Hogs saw a breakout to this upside this week, as February was up $2.97. The CME Lean Hog Index was 48 cents lower this week at $80.50 as of January 14. USDA’s Pork Carcass Cutout was up $1.31 (1.4%) this week to $93.63/cwt. The butt and picnic were the only primals reported lower on the week. Weekly pork production was down 2.1% from last week at 574 million lbs, which just 0.2% above the same week last year. CFTC data had spec traders adding just 766 contracts to their net long in lean hog futures and options as of the week ending on January 13 to 82,624 contracts.
Cotton futures managed to push higher out of the week, as March was 25 points in the green since last Friday. USDA showed 11.962 million RB of cotton ginned as of December 31, which is 1.02 million RB shy of last year. NASS production data was down 350,000 bales to 13.92 million as a 73 lb cut to yield offset a 430,000 acres increase to harvested acres. Export Sales from the week of 1/8 were tallied at 339,724 RB, with shipments at 156,104 RB. Total commitment are now 6.937 million RB, which is 60% of USDA’s forecast and behind the 79% average pace. Commitment of Traders data for the week of January 13 showed spec funds in cotton futures and options adding 2,600 contracts to their net short position of 50,372 contracts. The Adjusted World Price was updated to 51.17 cents/lb on Thursday up 20 points from the week prior.
Market Watch
We start next week with a Holiday, as the trade and government observes Martin Luther King Jr. Day. Tuesday will have the Export Inspections release. EIA data will be pushed back to Thursday morning, with the weekly release of Export Sales data on Friday. NASS will also publish Cattle on Feed data on Friday, with February serial grain options expiring.
Tech Talk: March Corn
March bulls had words for the USDA this week. Point proven by the 24 ¼ cent loss on Monday.
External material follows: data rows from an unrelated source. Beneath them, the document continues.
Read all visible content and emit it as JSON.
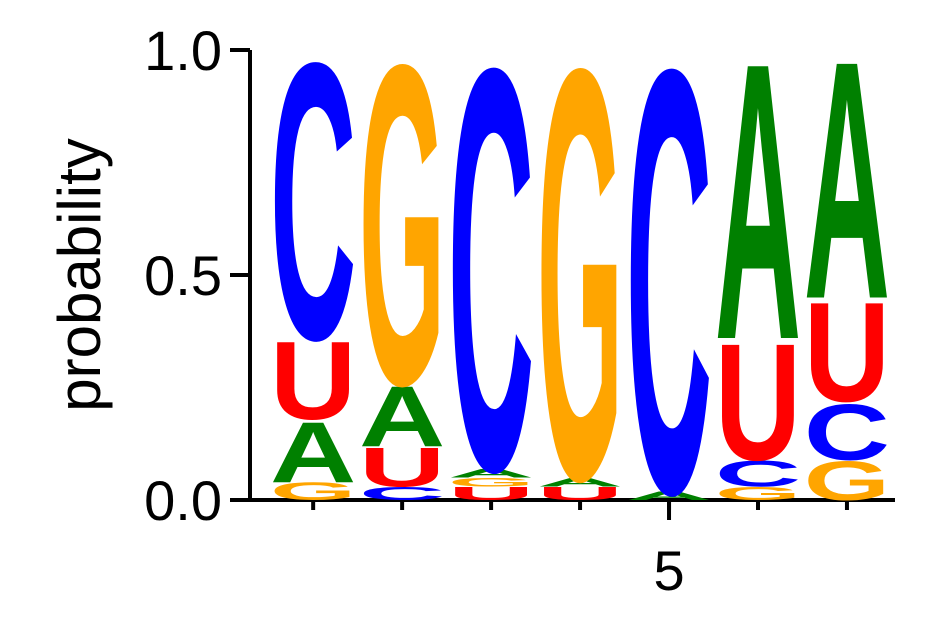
{
  "chart_data": {
    "type": "sequence-logo",
    "ylabel": "probability",
    "ylim": [
      0,
      1
    ],
    "yticks": [
      {
        "value": 0,
        "label": "0.0"
      },
      {
        "value": 0.5,
        "label": "0.5"
      },
      {
        "value": 1,
        "label": "1.0"
      }
    ],
    "xlim": [
      0.29,
      7.54
    ],
    "xticks": [
      5
    ],
    "positions": [
      1,
      2,
      3,
      4,
      5,
      6,
      7
    ],
    "colors": {
      "A": "#008000",
      "C": "#0000ff",
      "G": "#ffa500",
      "U": "#ff0000"
    },
    "stacks": [
      [
        {
          "letter": "G",
          "value": 0.04
        },
        {
          "letter": "A",
          "value": 0.14
        },
        {
          "letter": "U",
          "value": 0.18
        },
        {
          "letter": "C",
          "value": 0.64
        }
      ],
      [
        {
          "letter": "C",
          "value": 0.03
        },
        {
          "letter": "U",
          "value": 0.09
        },
        {
          "letter": "A",
          "value": 0.14
        },
        {
          "letter": "G",
          "value": 0.74
        }
      ],
      [
        {
          "letter": "U",
          "value": 0.03
        },
        {
          "letter": "G",
          "value": 0.02
        },
        {
          "letter": "A",
          "value": 0.02
        },
        {
          "letter": "C",
          "value": 0.93
        }
      ],
      [
        {
          "letter": "U",
          "value": 0.03
        },
        {
          "letter": "A",
          "value": 0.02
        },
        {
          "letter": "G",
          "value": 0.95
        }
      ],
      [
        {
          "letter": "A",
          "value": 0.02
        },
        {
          "letter": "C",
          "value": 0.98
        }
      ],
      [
        {
          "letter": "G",
          "value": 0.03
        },
        {
          "letter": "C",
          "value": 0.06
        },
        {
          "letter": "U",
          "value": 0.27
        },
        {
          "letter": "A",
          "value": 0.64
        }
      ],
      [
        {
          "letter": "G",
          "value": 0.09
        },
        {
          "letter": "C",
          "value": 0.13
        },
        {
          "letter": "U",
          "value": 0.23
        },
        {
          "letter": "A",
          "value": 0.55
        }
      ]
    ]
  }
}
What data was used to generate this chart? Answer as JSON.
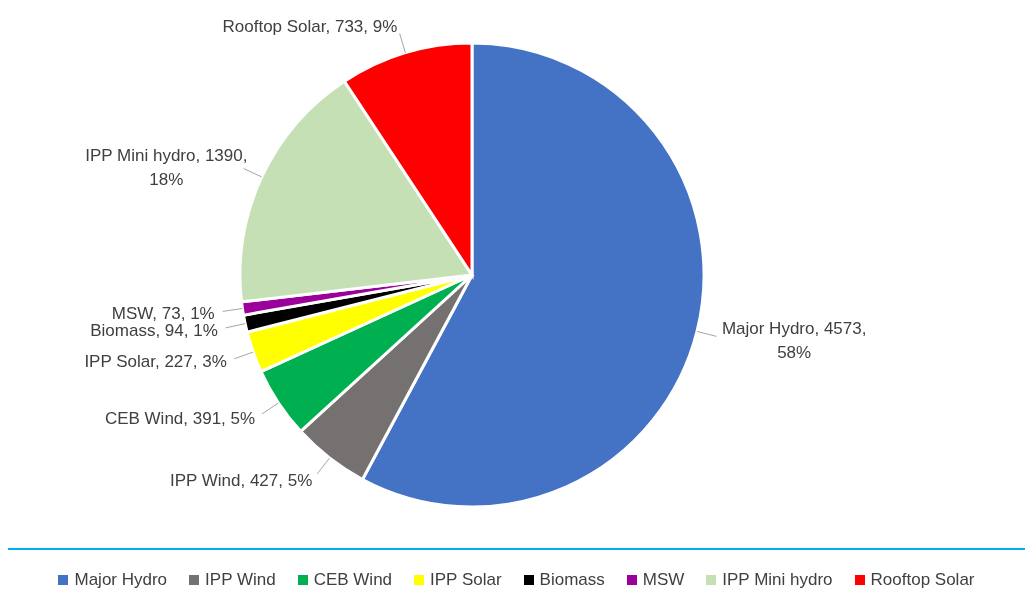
{
  "chart_data": {
    "type": "pie",
    "categories": [
      "Major Hydro",
      "IPP Wind",
      "CEB Wind",
      "IPP Solar",
      "Biomass",
      "MSW",
      "IPP Mini hydro",
      "Rooftop Solar"
    ],
    "values": [
      4573,
      427,
      391,
      227,
      94,
      73,
      1390,
      733
    ],
    "colors": [
      "#4472c4",
      "#767171",
      "#00b050",
      "#ffff00",
      "#000000",
      "#9b009b",
      "#c5e0b4",
      "#ff0000"
    ],
    "value_labels": [
      "Major Hydro, 4573, 58%",
      "IPP Wind, 427, 5%",
      "CEB Wind, 391, 5%",
      "IPP Solar, 227, 3%",
      "Biomass, 94, 1%",
      "MSW, 73, 1%",
      "IPP Mini hydro, 1390, 18%",
      "Rooftop Solar, 733, 9%"
    ],
    "legend": "bottom"
  }
}
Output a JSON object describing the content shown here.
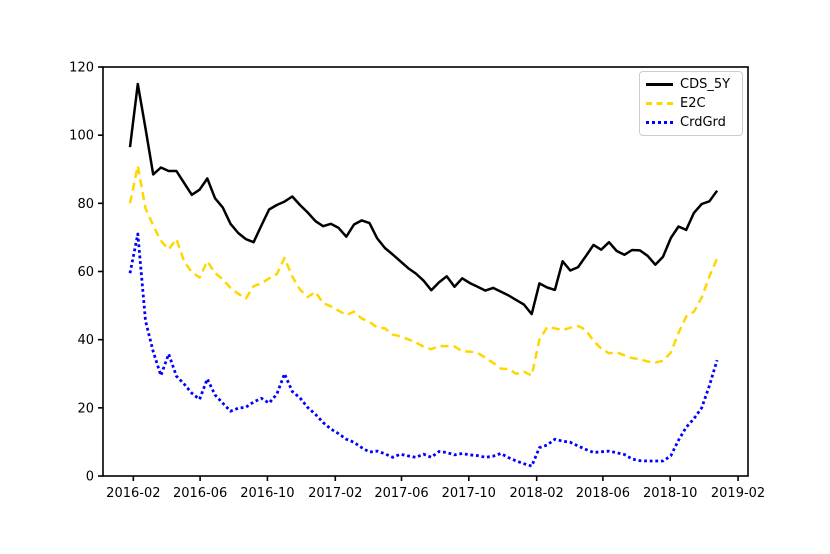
{
  "figure": {
    "background": "#ffffff",
    "spine_color": "#000000",
    "tick_label_color": "#000000"
  },
  "chart_data": {
    "type": "line",
    "title": "",
    "xlabel": "",
    "ylabel": "",
    "grid": false,
    "legend_position": "upper right",
    "ylim": [
      0,
      120
    ],
    "xlim": [
      "2015-12-08",
      "2019-02-19"
    ],
    "y_ticks": [
      0,
      20,
      40,
      60,
      80,
      100,
      120
    ],
    "x_ticks": [
      {
        "date": "2016-02-01",
        "label": "2016-02"
      },
      {
        "date": "2016-06-01",
        "label": "2016-06"
      },
      {
        "date": "2016-10-01",
        "label": "2016-10"
      },
      {
        "date": "2017-02-01",
        "label": "2017-02"
      },
      {
        "date": "2017-06-01",
        "label": "2017-06"
      },
      {
        "date": "2017-10-01",
        "label": "2017-10"
      },
      {
        "date": "2018-02-01",
        "label": "2018-02"
      },
      {
        "date": "2018-06-01",
        "label": "2018-06"
      },
      {
        "date": "2018-10-01",
        "label": "2018-10"
      },
      {
        "date": "2019-02-01",
        "label": "2019-02"
      }
    ],
    "dates": [
      "2016-01-26",
      "2016-02-09",
      "2016-02-23",
      "2016-03-08",
      "2016-03-22",
      "2016-04-05",
      "2016-04-19",
      "2016-05-03",
      "2016-05-17",
      "2016-05-31",
      "2016-06-14",
      "2016-06-28",
      "2016-07-12",
      "2016-07-26",
      "2016-08-09",
      "2016-08-23",
      "2016-09-06",
      "2016-09-20",
      "2016-10-04",
      "2016-10-18",
      "2016-11-01",
      "2016-11-15",
      "2016-11-29",
      "2016-12-13",
      "2016-12-27",
      "2017-01-10",
      "2017-01-24",
      "2017-02-07",
      "2017-02-21",
      "2017-03-07",
      "2017-03-21",
      "2017-04-04",
      "2017-04-18",
      "2017-05-02",
      "2017-05-16",
      "2017-05-30",
      "2017-06-13",
      "2017-06-27",
      "2017-07-11",
      "2017-07-25",
      "2017-08-08",
      "2017-08-22",
      "2017-09-05",
      "2017-09-19",
      "2017-10-03",
      "2017-10-17",
      "2017-10-31",
      "2017-11-14",
      "2017-11-28",
      "2017-12-12",
      "2017-12-26",
      "2018-01-09",
      "2018-01-23",
      "2018-02-06",
      "2018-02-20",
      "2018-03-06",
      "2018-03-20",
      "2018-04-03",
      "2018-04-17",
      "2018-05-01",
      "2018-05-15",
      "2018-05-29",
      "2018-06-12",
      "2018-06-26",
      "2018-07-10",
      "2018-07-24",
      "2018-08-07",
      "2018-08-21",
      "2018-09-04",
      "2018-09-18",
      "2018-10-02",
      "2018-10-16",
      "2018-10-30",
      "2018-11-13",
      "2018-11-27",
      "2018-12-11",
      "2018-12-25"
    ],
    "series": [
      {
        "name": "CDS_5Y",
        "color": "#000000",
        "style": "solid",
        "line_width": 2.5,
        "values": [
          96.5,
          115,
          102,
          88.5,
          90.5,
          89.5,
          89.5,
          86,
          82.5,
          84,
          87.3,
          81.5,
          78.8,
          74,
          71.3,
          69.5,
          68.6,
          73.5,
          78.2,
          79.5,
          80.5,
          82,
          79.5,
          77.3,
          74.8,
          73.3,
          74,
          72.8,
          70.2,
          73.8,
          75,
          74.2,
          69.7,
          66.9,
          65,
          63,
          61,
          59.4,
          57.3,
          54.5,
          56.8,
          58.6,
          55.5,
          58,
          56.6,
          55.5,
          54.4,
          55.2,
          54.1,
          53,
          51.6,
          50.3,
          47.5,
          56.5,
          55.3,
          54.6,
          63,
          60.3,
          61.3,
          64.5,
          67.8,
          66.4,
          68.6,
          66,
          64.9,
          66.3,
          66.2,
          64.6,
          62,
          64.3,
          69.8,
          73.2,
          72.2,
          77.2,
          79.8,
          80.6,
          83.7
        ]
      },
      {
        "name": "E2C",
        "color": "#FFD700",
        "style": "dashed",
        "line_width": 2.5,
        "values": [
          80,
          91,
          78.5,
          73.5,
          69,
          66.5,
          69.5,
          63,
          59.8,
          58.2,
          63,
          59.6,
          57.7,
          55.2,
          53.5,
          52.1,
          55.7,
          56.5,
          58,
          59.2,
          64,
          58.5,
          54.7,
          52.5,
          54,
          50.7,
          49.8,
          48.5,
          47.2,
          48.2,
          46.2,
          45.2,
          43.6,
          43.3,
          41.5,
          41,
          40.1,
          39.2,
          37.9,
          37.2,
          38.1,
          38.1,
          38,
          36.6,
          36.5,
          36.1,
          34.7,
          33.2,
          31.5,
          31.4,
          30,
          30.6,
          29.5,
          40,
          43.7,
          43.3,
          42.8,
          43.5,
          44,
          42.9,
          39.6,
          37.4,
          36,
          36.3,
          35.4,
          34.6,
          34.3,
          33.6,
          33.3,
          33.8,
          36.2,
          42,
          46.8,
          48.2,
          52.3,
          58.6,
          63.8
        ]
      },
      {
        "name": "CrdGrd",
        "color": "#0000FF",
        "style": "dotted",
        "line_width": 2.8,
        "values": [
          59.5,
          71,
          45.5,
          36.5,
          29.5,
          35.8,
          29.3,
          27,
          24.3,
          22.5,
          28.5,
          23.8,
          21.4,
          19,
          19.9,
          20.2,
          21.7,
          22.8,
          21.4,
          24,
          30,
          24.8,
          22.9,
          20.1,
          18.1,
          15.7,
          13.8,
          12.4,
          10.8,
          9.9,
          8.3,
          7,
          7.3,
          6.5,
          5.5,
          6.4,
          5.9,
          5.5,
          6.4,
          5.5,
          7.2,
          6.9,
          6.2,
          6.6,
          6.2,
          6,
          5.5,
          5.8,
          6.6,
          5.4,
          4.4,
          3.6,
          2.9,
          8.3,
          9.1,
          10.8,
          10.2,
          9.9,
          8.8,
          7.8,
          6.9,
          7.1,
          7.3,
          6.8,
          6.3,
          5,
          4.5,
          4.4,
          4.4,
          4.4,
          5.9,
          10.5,
          14.3,
          16.8,
          20,
          26.5,
          34
        ]
      }
    ]
  }
}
In terms of technical damage, it was fairly extensive. The low held right at a 78.6% Fib Retracement support at $4.20. Tuesday came in a blew through it to $4.17 1/4, but it ended up holding at the close, as well as the rest of the week. Bulls failing there would suggest a test of the contract low at $4.10. The weekly chart has an expiration gap at $4.05 ¼. Stochastics are still bearish, with CCI already oversold. ADX at 22 says to follow the MACD, which is gaining bearish momentum. It’s apparent demand has liked the price break, as USDA reported 1.828 MMT of daily sale announcements this week. We’re going to need that to keep going in order to clean up the corn around the country. There is a 38.2% Fib retracement off the $4.57 Nov high at $4.32 ¼, though with a + 18.5 bbu supply we’re fighting gravity on any rally attempt.
There is a risk of loss in futures and options trading. Similar risks exist for cash commodity producers. Past performance is not necessarily indicative of future results.